[ Essay ] My Chinese study history with TLI

As a language fetish, I have spent tens of thousands of dollars—in US, not NT—for learning foreign languages. I have tried anything that promised to make me fluent overnight. Rosetta Stone, iPod listening, visual dictionary, language travel, dictation, TED.com subtitles, and so on. Those tools did make me fluent overnight, in my dream. When the next day came, I woke up with self-hatred and a new credit card receipt, yet started hunting for the next elixir to suppress my language hangover.

I haven’t been efficient at learning either. After studying Chinese for five years, I stopped telling people how long I had been learning because I found most “waiguoren” at similar level would count their learning period in terms of months, not years. They were talented, I was not. It’s called life.

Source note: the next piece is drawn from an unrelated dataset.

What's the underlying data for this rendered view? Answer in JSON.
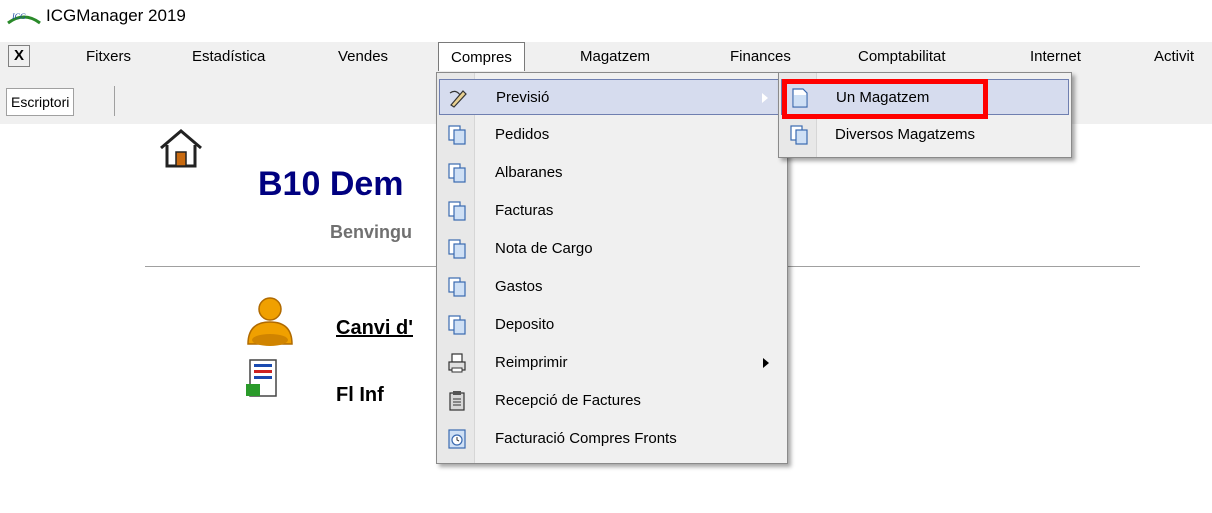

But somehow I have made it. I work in a Taiwanese company, communicating with my colleagues in Chinese. What overcame bad investment instinct and slow learning? What is the secret of my success (sort of)?

It wasn’t a difficult question: The answer was time. In TLI (Taipei Language Institute) alone, I have spent six years, 300 weeks, over 1,000 hours. If I still cannot speak Chinese fluently after that, I am finished as a human being.

So that was my moment of enlightenment: Your language level improves in proportion to the hours you practice. Maybe I should write a book on this topic and save fellow language enthusiasts without talent (but with credit cards).

And only after this satori experience emerged the real question: How did I motivate myself to spend that many hours? I know you want to hear the answer right away, so here it goes: People.

In TLI, I have been studying one-on-one with Ms.Xu for six years. She is easily the most knowledgeable, enthusiastic, and thoughtful teacher I have ever studied with in Taiwan, but that’s not the entire reason why our study has lasted for that long. It is because we look forward for studying/teaching with each other. The two hours I sit with Ms.Xu, filled with mutual respect and intellectual stimulation, as well as genuine joy, is one of the bright spots on otherwise grim Mondays.

It’s all about the people in the end, and I am grateful for TLI for providing me with this rare opportunity in my life.